There are five children, three boys and two girls. Jonas is the boy in the middle, the one who took after his father, the son who sold copies of Malaya in Manila street corners at the height of martial law.

All my sons smoke, she says. Notice the present tense. JL smokes. Sonny smokes. Jonas smokes. Jonas is in every room Edith sits, in every conversation she has, he is there even if she never says his name. She points to a picture. This is Jonas’ daughter. The overhead light flickers. Jonas would have fixed it if he were home. Only Jonas is gone, has been gone five years, snatched from his chair at a restaurant in Ever Gotesco Mall in the early afternoon of April 28, 2007. Jonas, the activist who may or may not be an intelligence officer of the New People’s Army, whose code name Ka Ramon is listed on the military Order of Battle beside the word “liquidated.”
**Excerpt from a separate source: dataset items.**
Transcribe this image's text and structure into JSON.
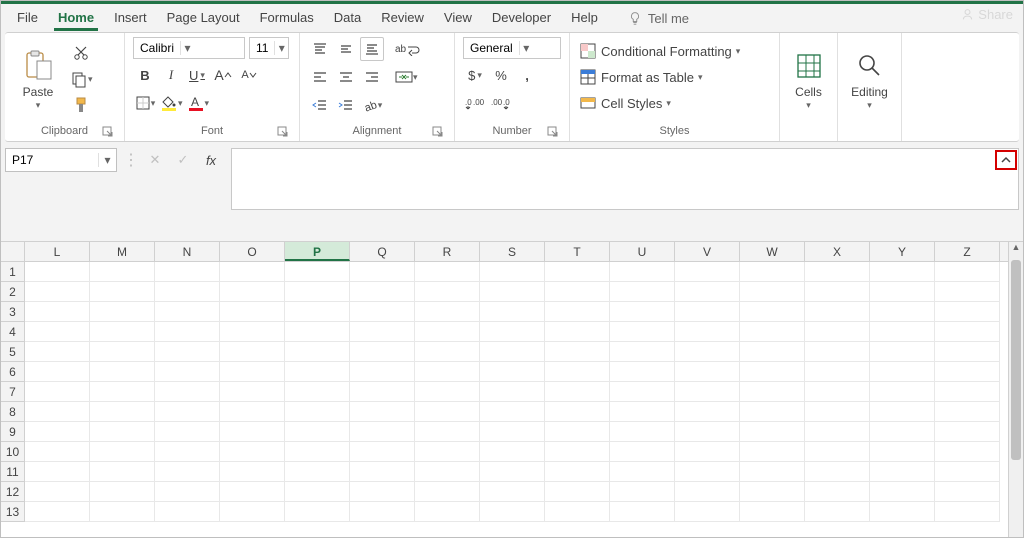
{
  "tabs": [
    "File",
    "Home",
    "Insert",
    "Page Layout",
    "Formulas",
    "Data",
    "Review",
    "View",
    "Developer",
    "Help"
  ],
  "active_tab": "Home",
  "tell_me": "Tell me",
  "share": "Share",
  "clipboard": {
    "paste": "Paste",
    "label": "Clipboard"
  },
  "font": {
    "name": "Calibri",
    "size": "11",
    "label": "Font"
  },
  "alignment": {
    "label": "Alignment",
    "wrap_hint": "ab"
  },
  "number": {
    "format": "General",
    "label": "Number",
    "currency": "$",
    "percent": "%",
    "comma": ","
  },
  "styles": {
    "conditional": "Conditional Formatting",
    "table": "Format as Table",
    "cell": "Cell Styles",
    "label": "Styles"
  },
  "cells": {
    "label": "Cells"
  },
  "editing": {
    "label": "Editing"
  },
  "namebox": "P17",
  "fx_symbol": "fx",
  "columns": [
    "L",
    "M",
    "N",
    "O",
    "P",
    "Q",
    "R",
    "S",
    "T",
    "U",
    "V",
    "W",
    "X",
    "Y",
    "Z"
  ],
  "selected_column": "P",
  "row_count": 13
}
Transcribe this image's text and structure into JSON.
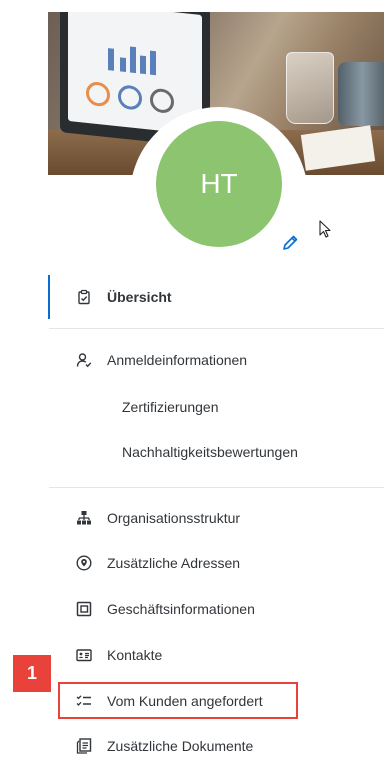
{
  "profile": {
    "initials": "HT",
    "avatar_color": "#8cc470"
  },
  "nav": {
    "overview": "Übersicht",
    "credentials": "Anmeldeinformationen",
    "certifications": "Zertifizierungen",
    "sustainability": "Nachhaltigkeitsbewertungen",
    "org_structure": "Organisationsstruktur",
    "addresses": "Zusätzliche Adressen",
    "business_info": "Geschäftsinformationen",
    "contacts": "Kontakte",
    "requested": "Vom Kunden angefordert",
    "documents": "Zusätzliche Dokumente"
  },
  "callout": {
    "number": "1",
    "color": "#e8423a"
  },
  "accent_color": "#0a6ed1",
  "icons": {
    "overview": "clipboard-check-icon",
    "credentials": "person-check-icon",
    "org_structure": "org-chart-icon",
    "addresses": "map-pin-icon",
    "business_info": "business-card-icon",
    "contacts": "contact-card-icon",
    "requested": "checklist-icon",
    "documents": "documents-icon",
    "edit": "pencil-icon"
  }
}
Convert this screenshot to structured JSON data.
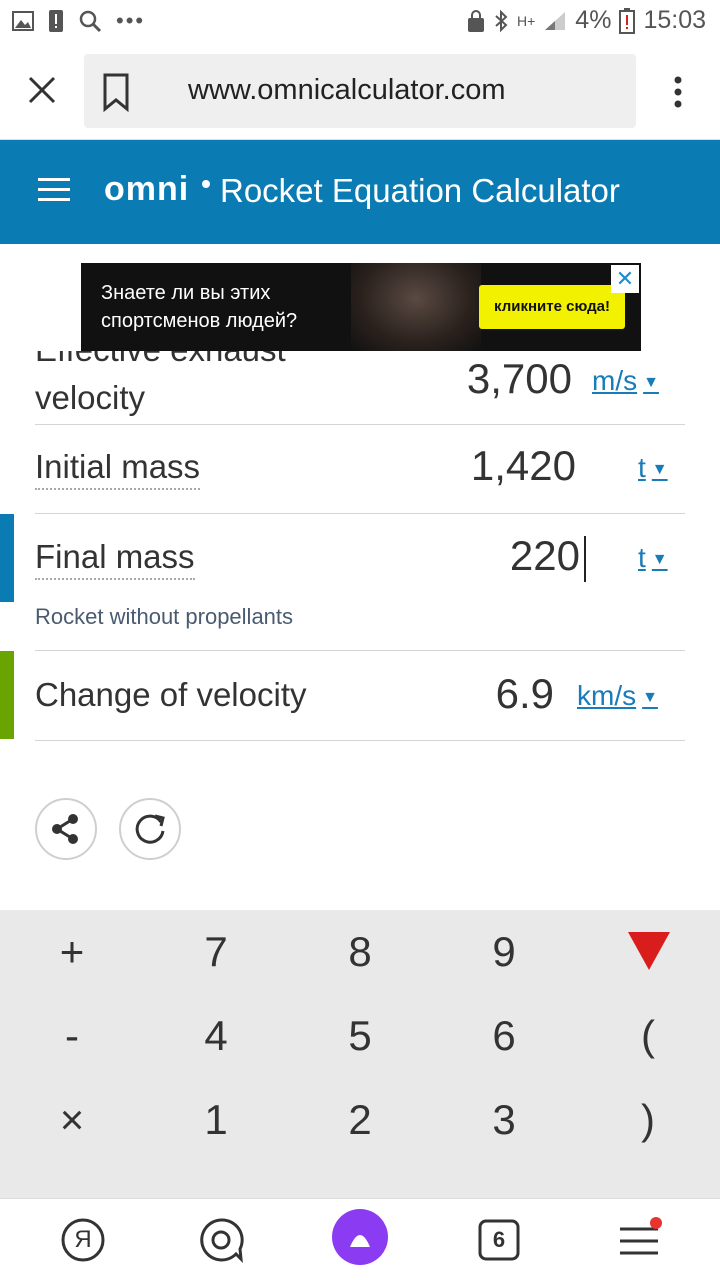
{
  "status_bar": {
    "battery_percent": "4%",
    "time": "15:03",
    "network": "H+",
    "more_dots": "•••"
  },
  "browser": {
    "url": "www.omnicalculator.com"
  },
  "header": {
    "logo": "omni",
    "title": "Rocket Equation Calculator",
    "color": "#0b7cb3"
  },
  "ad": {
    "text_line1": "Знаете ли вы этих",
    "text_line2": "спортсменов людей?",
    "cta": "кликните сюда!",
    "close": "✕"
  },
  "calculator": {
    "exhaust": {
      "label_line1": "Effective exhaust",
      "label_line2": "velocity",
      "value": "3,700",
      "unit": "m/s"
    },
    "initial_mass": {
      "label": "Initial mass",
      "value": "1,420",
      "unit": "t"
    },
    "final_mass": {
      "label": "Final mass",
      "value": "220",
      "unit": "t",
      "hint": "Rocket without propellants"
    },
    "delta_v": {
      "label": "Change of velocity",
      "value": "6.9",
      "unit": "km/s"
    },
    "accent_final": "#0b7cb3",
    "accent_result": "#6aa400"
  },
  "keyboard": {
    "row1": [
      "+",
      "7",
      "8",
      "9"
    ],
    "row2": [
      "-",
      "4",
      "5",
      "6",
      "("
    ],
    "row3": [
      "×",
      "1",
      "2",
      "3",
      ")"
    ]
  },
  "bottom_nav": {
    "tabs_count": "6",
    "yandex_letter": "Я"
  }
}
Jonas Burgos could be dead. It is the not knowing that is hardest. Edith worries that he is hungry, or that he is cold. He is alive, she feels it in her heart, she is his mother and she would have known. And yet in the five years since the headlines screamed about the disappearance of Joe Burgos’ son, not once has Jonas Burgos been seen. No witness has come forward, no Raymond Manalo to describe shared torture, no coded messages sent to relatives the way Sherlyn Cadapan did a year after she was hauled by armed men out of a farm in Hagonoy, Bulacan. Jonas Burgos, 42, is missing, presumed dead by many, but never by his mother.
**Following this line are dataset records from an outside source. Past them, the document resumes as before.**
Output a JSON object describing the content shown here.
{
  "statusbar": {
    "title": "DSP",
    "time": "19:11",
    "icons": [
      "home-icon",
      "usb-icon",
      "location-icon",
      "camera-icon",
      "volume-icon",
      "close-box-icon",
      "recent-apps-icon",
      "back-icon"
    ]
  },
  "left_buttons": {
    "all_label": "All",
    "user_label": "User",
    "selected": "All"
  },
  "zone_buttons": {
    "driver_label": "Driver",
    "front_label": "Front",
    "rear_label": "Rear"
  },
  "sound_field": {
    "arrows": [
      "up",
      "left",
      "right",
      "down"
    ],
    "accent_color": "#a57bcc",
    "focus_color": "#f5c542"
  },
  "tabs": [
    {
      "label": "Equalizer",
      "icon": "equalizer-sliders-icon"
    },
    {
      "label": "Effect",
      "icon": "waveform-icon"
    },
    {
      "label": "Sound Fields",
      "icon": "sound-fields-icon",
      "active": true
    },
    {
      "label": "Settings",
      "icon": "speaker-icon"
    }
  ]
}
It took almost four years for the Commission on Human Rights to piece together the Burgos story. On April 28, 2007, exactly five years and a day ago, the man believed to be Ka Ramon walked into a sting operation orchestrated by the gentlemen of the Armed Forces of the Philippines. Ka Ramon was led to believe that he was to meet with 2nd Lt. Dick Abletes, a former activist and fresh AFP recruit who had been passing information to the New People’s Army. Abletes had already been compromised at the time of the abduction, and was already in the custody of the AFP. A woman later revealed to be a military asset named Melissa Concepcion was meant to act as liaison between the two.
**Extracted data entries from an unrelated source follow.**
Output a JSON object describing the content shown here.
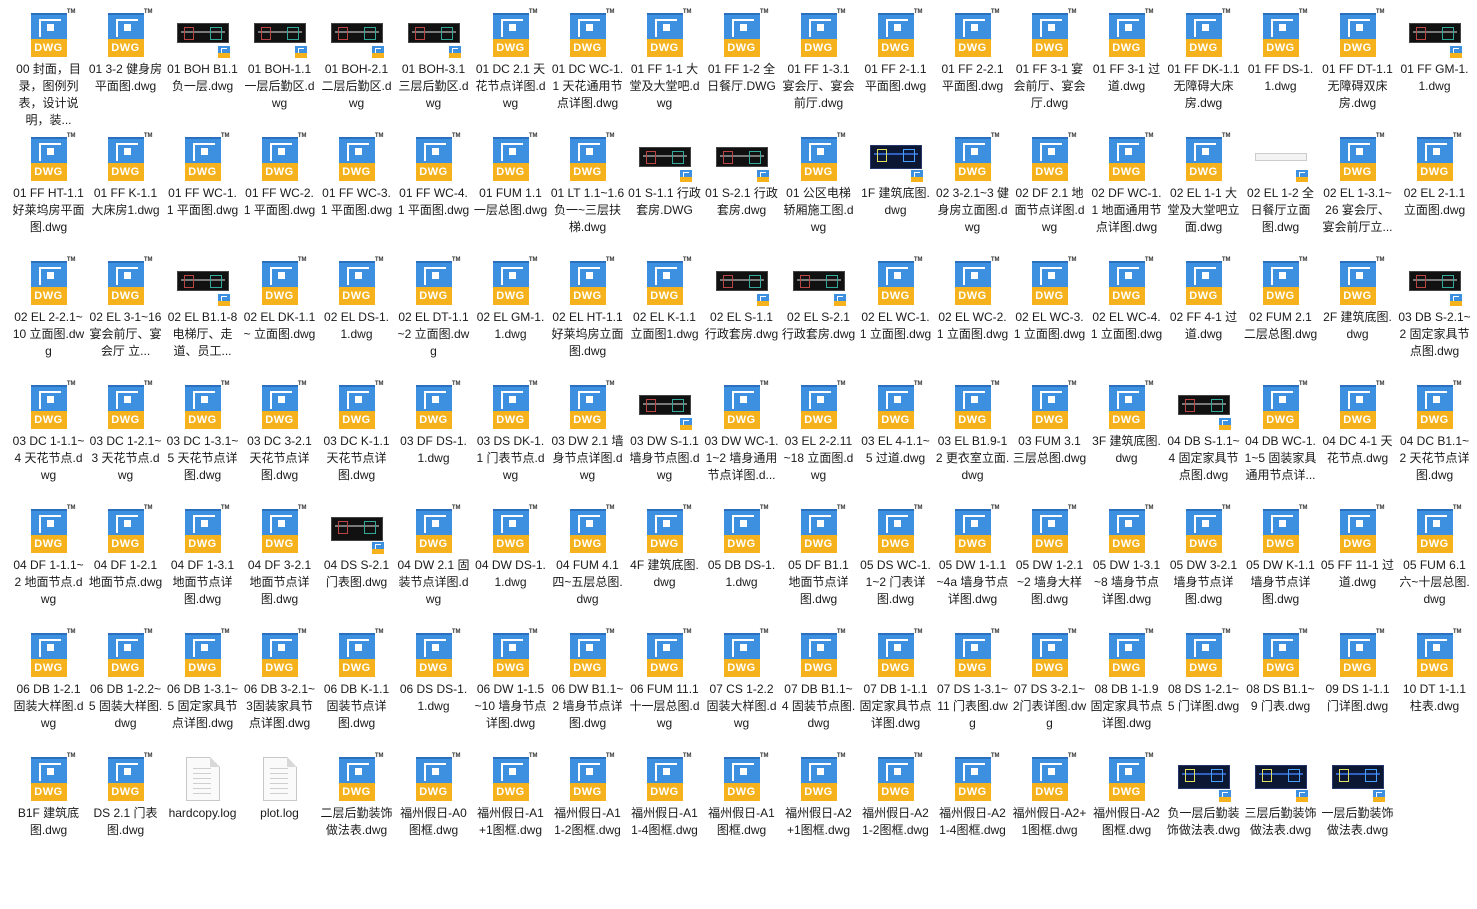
{
  "files": [
    {
      "name": "00 封面，目录，图例列表，设计说明，装...",
      "type": "dwg"
    },
    {
      "name": "01 3-2 健身房平面图.dwg",
      "type": "dwg"
    },
    {
      "name": "01 BOH B1.1 负一层.dwg",
      "type": "preview"
    },
    {
      "name": "01 BOH-1.1 一层后勤区.dwg",
      "type": "preview"
    },
    {
      "name": "01 BOH-2.1 二层后勤区.dwg",
      "type": "preview"
    },
    {
      "name": "01 BOH-3.1 三层后勤区.dwg",
      "type": "preview"
    },
    {
      "name": "01 DC 2.1 天花节点详图.dwg",
      "type": "dwg"
    },
    {
      "name": "01 DC WC-1.1 天花通用节点详图.dwg",
      "type": "dwg"
    },
    {
      "name": "01 FF 1-1 大堂及大堂吧.dwg",
      "type": "dwg"
    },
    {
      "name": "01 FF 1-2 全日餐厅.DWG",
      "type": "dwg"
    },
    {
      "name": "01 FF 1-3.1 宴会厅、宴会前厅.dwg",
      "type": "dwg"
    },
    {
      "name": "01 FF 2-1.1 平面图.dwg",
      "type": "dwg"
    },
    {
      "name": "01 FF 2-2.1 平面图.dwg",
      "type": "dwg"
    },
    {
      "name": "01 FF 3-1 宴会前厅、宴会厅.dwg",
      "type": "dwg"
    },
    {
      "name": "01 FF 3-1 过道.dwg",
      "type": "dwg"
    },
    {
      "name": "01 FF DK-1.1 无障碍大床房.dwg",
      "type": "dwg"
    },
    {
      "name": "01 FF DS-1.1.dwg",
      "type": "dwg"
    },
    {
      "name": "01 FF DT-1.1 无障碍双床房.dwg",
      "type": "dwg"
    },
    {
      "name": "01 FF GM-1.1.dwg",
      "type": "preview"
    },
    {
      "name": "01 FF HT-1.1 好莱坞房平面图.dwg",
      "type": "dwg"
    },
    {
      "name": "01 FF K-1.1 大床房1.dwg",
      "type": "dwg"
    },
    {
      "name": "01 FF WC-1.1 平面图.dwg",
      "type": "dwg"
    },
    {
      "name": "01 FF WC-2.1 平面图.dwg",
      "type": "dwg"
    },
    {
      "name": "01 FF WC-3.1 平面图.dwg",
      "type": "dwg"
    },
    {
      "name": "01 FF WC-4.1 平面图.dwg",
      "type": "dwg"
    },
    {
      "name": "01 FUM 1.1 一层总图.dwg",
      "type": "dwg"
    },
    {
      "name": "01 LT 1.1~1.6 负一~三层扶梯.dwg",
      "type": "dwg"
    },
    {
      "name": "01 S-1.1 行政套房.DWG",
      "type": "preview"
    },
    {
      "name": "01 S-2.1 行政套房.dwg",
      "type": "preview"
    },
    {
      "name": "01 公区电梯轿厢施工图.dwg",
      "type": "dwg"
    },
    {
      "name": "1F 建筑底图.dwg",
      "type": "preview-blue"
    },
    {
      "name": "02 3-2.1~3 健身房立面图.dwg",
      "type": "dwg"
    },
    {
      "name": "02 DF 2.1 地面节点详图.dwg",
      "type": "dwg"
    },
    {
      "name": "02 DF WC-1.1 地面通用节点详图.dwg",
      "type": "dwg"
    },
    {
      "name": "02 EL 1-1 大堂及大堂吧立面.dwg",
      "type": "dwg"
    },
    {
      "name": "02 EL 1-2 全日餐厅立面图.dwg",
      "type": "preview-light"
    },
    {
      "name": "02 EL 1-3.1~26 宴会厅、宴会前厅立...",
      "type": "dwg"
    },
    {
      "name": "02 EL 2-1.1 立面图.dwg",
      "type": "dwg"
    },
    {
      "name": "02 EL 2-2.1~10 立面图.dwg",
      "type": "dwg"
    },
    {
      "name": "02 EL 3-1~16 宴会前厅、宴会厅 立...",
      "type": "dwg"
    },
    {
      "name": "02 EL B1.1-8 电梯厅、走道、员工...",
      "type": "preview"
    },
    {
      "name": "02 EL DK-1.1 ~ 立面图.dwg",
      "type": "dwg"
    },
    {
      "name": "02 EL DS-1.1.dwg",
      "type": "dwg"
    },
    {
      "name": "02 EL DT-1.1 ~2 立面图.dwg",
      "type": "dwg"
    },
    {
      "name": "02 EL GM-1.1.dwg",
      "type": "dwg"
    },
    {
      "name": "02 EL HT-1.1 好莱坞房立面图.dwg",
      "type": "dwg"
    },
    {
      "name": "02 EL K-1.1 立面图1.dwg",
      "type": "dwg"
    },
    {
      "name": "02 EL S-1.1 行政套房.dwg",
      "type": "preview"
    },
    {
      "name": "02 EL S-2.1 行政套房.dwg",
      "type": "preview"
    },
    {
      "name": "02 EL WC-1.1 立面图.dwg",
      "type": "dwg"
    },
    {
      "name": "02 EL WC-2.1 立面图.dwg",
      "type": "dwg"
    },
    {
      "name": "02 EL WC-3.1 立面图.dwg",
      "type": "dwg"
    },
    {
      "name": "02 EL WC-4.1 立面图.dwg",
      "type": "dwg"
    },
    {
      "name": "02 FF 4-1 过道.dwg",
      "type": "dwg"
    },
    {
      "name": "02 FUM 2.1 二层总图.dwg",
      "type": "dwg"
    },
    {
      "name": "2F 建筑底图.dwg",
      "type": "dwg"
    },
    {
      "name": "03 DB S-2.1~2 固定家具节点图.dwg",
      "type": "preview"
    },
    {
      "name": "03 DC 1-1.1~4 天花节点.dwg",
      "type": "dwg"
    },
    {
      "name": "03 DC 1-2.1~3 天花节点.dwg",
      "type": "dwg"
    },
    {
      "name": "03 DC 1-3.1~5 天花节点详图.dwg",
      "type": "dwg"
    },
    {
      "name": "03 DC 3-2.1天花节点详图.dwg",
      "type": "dwg"
    },
    {
      "name": "03 DC K-1.1 天花节点详图.dwg",
      "type": "dwg"
    },
    {
      "name": "03 DF DS-1.1.dwg",
      "type": "dwg"
    },
    {
      "name": "03 DS DK-1.1 门表节点.dwg",
      "type": "dwg"
    },
    {
      "name": "03 DW 2.1 墙身节点详图.dwg",
      "type": "dwg"
    },
    {
      "name": "03 DW S-1.1 墙身节点图.dwg",
      "type": "preview"
    },
    {
      "name": "03 DW WC-1.1~2 墙身通用节点详图.d...",
      "type": "dwg"
    },
    {
      "name": "03 EL 2-2.11~18 立面图.dwg",
      "type": "dwg"
    },
    {
      "name": "03 EL 4-1.1~5 过道.dwg",
      "type": "dwg"
    },
    {
      "name": "03 EL B1.9-12 更衣室立面.dwg",
      "type": "dwg"
    },
    {
      "name": "03 FUM 3.1 三层总图.dwg",
      "type": "dwg"
    },
    {
      "name": "3F 建筑底图.dwg",
      "type": "dwg"
    },
    {
      "name": "04 DB S-1.1~4 固定家具节点图.dwg",
      "type": "preview"
    },
    {
      "name": "04 DB WC-1.1~5 固装家具通用节点详...",
      "type": "dwg"
    },
    {
      "name": "04 DC 4-1 天花节点.dwg",
      "type": "dwg"
    },
    {
      "name": "04 DC B1.1~2 天花节点详图.dwg",
      "type": "dwg"
    },
    {
      "name": "04 DF 1-1.1~2 地面节点.dwg",
      "type": "dwg"
    },
    {
      "name": "04 DF 1-2.1 地面节点.dwg",
      "type": "dwg"
    },
    {
      "name": "04 DF 1-3.1 地面节点详图.dwg",
      "type": "dwg"
    },
    {
      "name": "04 DF 3-2.1 地面节点详图.dwg",
      "type": "dwg"
    },
    {
      "name": "04 DS S-2.1 门表图.dwg",
      "type": "preview-light2"
    },
    {
      "name": "04 DW 2.1 固装节点详图.dwg",
      "type": "dwg"
    },
    {
      "name": "04 DW DS-1.1.dwg",
      "type": "dwg"
    },
    {
      "name": "04 FUM 4.1 四~五层总图.dwg",
      "type": "dwg"
    },
    {
      "name": "4F 建筑底图.dwg",
      "type": "dwg"
    },
    {
      "name": "05 DB DS-1.1.dwg",
      "type": "dwg"
    },
    {
      "name": "05 DF B1.1 地面节点详图.dwg",
      "type": "dwg"
    },
    {
      "name": "05 DS WC-1.1~2 门表详图.dwg",
      "type": "dwg"
    },
    {
      "name": "05 DW 1-1.1~4a 墙身节点详图.dwg",
      "type": "dwg"
    },
    {
      "name": "05 DW 1-2.1~2 墙身大样图.dwg",
      "type": "dwg"
    },
    {
      "name": "05 DW 1-3.1~8 墙身节点详图.dwg",
      "type": "dwg"
    },
    {
      "name": "05 DW 3-2.1 墙身节点详图.dwg",
      "type": "dwg"
    },
    {
      "name": "05 DW K-1.1 墙身节点详图.dwg",
      "type": "dwg"
    },
    {
      "name": "05 FF 11-1 过道.dwg",
      "type": "dwg"
    },
    {
      "name": "05 FUM 6.1 六~十层总图.dwg",
      "type": "dwg"
    },
    {
      "name": "06 DB 1-2.1 固装大样图.dwg",
      "type": "dwg"
    },
    {
      "name": "06 DB 1-2.2~5 固装大样图.dwg",
      "type": "dwg"
    },
    {
      "name": "06 DB 1-3.1~5 固定家具节点详图.dwg",
      "type": "dwg"
    },
    {
      "name": "06 DB 3-2.1~3固装家具节点详图.dwg",
      "type": "dwg"
    },
    {
      "name": "06 DB K-1.1 固装节点详图.dwg",
      "type": "dwg"
    },
    {
      "name": "06 DS DS-1.1.dwg",
      "type": "dwg"
    },
    {
      "name": "06 DW 1-1.5~10 墙身节点详图.dwg",
      "type": "dwg"
    },
    {
      "name": "06 DW B1.1~2 墙身节点详图.dwg",
      "type": "dwg"
    },
    {
      "name": "06 FUM 11.1 十一层总图.dwg",
      "type": "dwg"
    },
    {
      "name": "07 CS 1-2.2 固装大样图.dwg",
      "type": "dwg"
    },
    {
      "name": "07 DB B1.1~4 固装节点图.dwg",
      "type": "dwg"
    },
    {
      "name": "07 DB 1-1.1 固定家具节点详图.dwg",
      "type": "dwg"
    },
    {
      "name": "07 DS 1-3.1~11 门表图.dwg",
      "type": "dwg"
    },
    {
      "name": "07 DS 3-2.1~2门表详图.dwg",
      "type": "dwg"
    },
    {
      "name": "08 DB 1-1.9 固定家具节点详图.dwg",
      "type": "dwg"
    },
    {
      "name": "08 DS 1-2.1~5 门详图.dwg",
      "type": "dwg"
    },
    {
      "name": "08 DS B1.1~9 门表.dwg",
      "type": "dwg"
    },
    {
      "name": "09 DS 1-1.1 门详图.dwg",
      "type": "dwg"
    },
    {
      "name": "10 DT 1-1.1 柱表.dwg",
      "type": "dwg"
    },
    {
      "name": "B1F 建筑底图.dwg",
      "type": "dwg"
    },
    {
      "name": "DS 2.1 门表图.dwg",
      "type": "dwg"
    },
    {
      "name": "hardcopy.log",
      "type": "text"
    },
    {
      "name": "plot.log",
      "type": "text"
    },
    {
      "name": "二层后勤装饰做法表.dwg",
      "type": "dwg"
    },
    {
      "name": "福州假日-A0图框.dwg",
      "type": "dwg"
    },
    {
      "name": "福州假日-A1 +1图框.dwg",
      "type": "dwg"
    },
    {
      "name": "福州假日-A1 1-2图框.dwg",
      "type": "dwg"
    },
    {
      "name": "福州假日-A1 1-4图框.dwg",
      "type": "dwg"
    },
    {
      "name": "福州假日-A1图框.dwg",
      "type": "dwg"
    },
    {
      "name": "福州假日-A2 +1图框.dwg",
      "type": "dwg"
    },
    {
      "name": "福州假日-A2 1-2图框.dwg",
      "type": "dwg"
    },
    {
      "name": "福州假日-A2 1-4图框.dwg",
      "type": "dwg"
    },
    {
      "name": "福州假日-A2+1图框.dwg",
      "type": "dwg"
    },
    {
      "name": "福州假日-A2图框.dwg",
      "type": "dwg"
    },
    {
      "name": "负一层后勤装饰做法表.dwg",
      "type": "preview-blue"
    },
    {
      "name": "三层后勤装饰做法表.dwg",
      "type": "preview-blue"
    },
    {
      "name": "一层后勤装饰做法表.dwg",
      "type": "preview-blue"
    }
  ],
  "icon_label": "DWG",
  "colors": {
    "dwg_blue": "#3d8fe0",
    "dwg_yellow": "#f5b21c",
    "text": "#1a1a1a",
    "background": "#ffffff"
  }
}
Five men and one woman headed by Army Maj. Harry Baliaga  Jr. of the 56th Infantry Battalion stormed into the restaurant where the son of one of press freedom’s greatest heroes sat having his lunch. Jonas Burgos understood what was happening, and began shouting. The busboy that later identified Baliaga tried to help, but stopped when Baliaga announced they were arresting a suspected drug dealer. A second witness, the last civilian to see Jonas Burgos alive, took down the plate number of the vehicle Burgos was thrown into. The Isuzu was later traced to the 56th Infantry Battalion.

The military has denied any hand in Burgos’ disappearance, and it has continued to do so under the regime of another son of another hero. In five years, Edith Burgos has filed seven complaints in a variety of government institutions, slogging through paperwork and court hearings, following process and policy and protest, all the way to a monument along Edsa one Saturday in April, five years after Jonas Burgos disappeared. Her boy could be dead, she says, and thank heaven if he is. But she knows she lives, and so she will continue.

“We may have been denied our petitions in court,” she says. “We may have been perplexed by inaction from the authorities. We may have been reduced to ‘just’ a number among those searching for the lost love, relegated to the pages of a report on human rights violations in the country. Yet the search has been a journey where hope, enkindled at the very start, has grown and has been nourished. For indeed, as we have read, heard and believed grace would abound where trials exist. We continue looking for Jonas with hope. God in His Mercy will hear our prayers.”

I write this in solidarity with the many who have known this woman, and who believes because she believes. I do not know Jonas Burgos, but I know his mother, and believe no mother of any son, rebel or soldier or child of heroes, should be forced to live with the loss that Edith Burgos carries every day.

This is the message she sends out, to Jonas Burgos, wherever he is. Jay, hold on, we will not give up.